Author | : Kathryn Rountree |
Publisher | : Springer Science & Business Media |
Total Pages | : 281 |
Release | : 2012-05-23 |
Genre | : Social Science |
ISBN | : 1461433541 |
Archaeology of Spiritualties provides a fresh exploration of the interface between archaeology and religion/spirituality. Archaeological approaches to the study of religion have typically and often unconsciously, drawn on western paradigms, especially Judaeo-Christian (mono) theistic frameworks and academic rationalisations. Archaeologists have rarely reflected on how these approaches have framed and constrained their choices of methodologies, research questions, hypotheses, definitions, interpretations and analyses and have neglected an important dimension of religion: the human experience of the numinous - the power, presence or experience of the supernatural.
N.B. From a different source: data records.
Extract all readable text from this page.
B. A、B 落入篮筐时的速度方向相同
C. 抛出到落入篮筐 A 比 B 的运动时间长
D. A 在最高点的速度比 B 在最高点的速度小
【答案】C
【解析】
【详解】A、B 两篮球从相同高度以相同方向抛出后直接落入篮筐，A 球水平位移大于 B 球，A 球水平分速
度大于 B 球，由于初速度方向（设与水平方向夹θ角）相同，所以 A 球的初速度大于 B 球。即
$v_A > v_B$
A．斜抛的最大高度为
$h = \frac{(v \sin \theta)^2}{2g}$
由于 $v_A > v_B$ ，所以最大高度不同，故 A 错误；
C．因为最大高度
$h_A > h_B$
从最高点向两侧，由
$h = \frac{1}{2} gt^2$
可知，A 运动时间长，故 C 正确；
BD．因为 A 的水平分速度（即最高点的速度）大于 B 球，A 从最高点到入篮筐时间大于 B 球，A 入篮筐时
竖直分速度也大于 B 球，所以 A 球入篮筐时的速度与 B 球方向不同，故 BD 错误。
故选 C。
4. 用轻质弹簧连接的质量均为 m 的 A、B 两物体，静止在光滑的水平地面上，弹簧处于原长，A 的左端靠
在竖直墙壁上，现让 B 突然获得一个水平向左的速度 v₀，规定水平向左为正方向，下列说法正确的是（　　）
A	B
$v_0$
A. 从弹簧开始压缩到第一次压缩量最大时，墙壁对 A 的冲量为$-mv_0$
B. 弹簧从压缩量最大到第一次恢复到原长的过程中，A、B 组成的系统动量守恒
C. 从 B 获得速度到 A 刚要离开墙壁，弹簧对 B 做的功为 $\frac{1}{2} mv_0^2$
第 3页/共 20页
Within the religions of many of the world’s peoples, sacred experiences – particularly in relation to sacred landscapes and beings connected with those landscapes – are often given greater emphasis, while doctrine and beliefs are relatively less important. Archaeology of Spiritualities asks how such experiences might be discerned in the archaeological record; how do we recognize and investigate ‘other’ forms of religious or spiritual experience in the remains of the past?. The volume opens up a space to explore critically and reflexively the encounter between archaeology and diverse cultural expressions of spirituality. It showcases experiential and experimental methodologies in this area of the discipline, an unconventional approach within the archaeology of religion. Thus Archaeology of Spiritualities offers a unique, timely and innovative contribution, one that is also challenging and stimulating. It is a great resource to archaeologists, historians, religious scholars and others interested in cultural and religious heritage.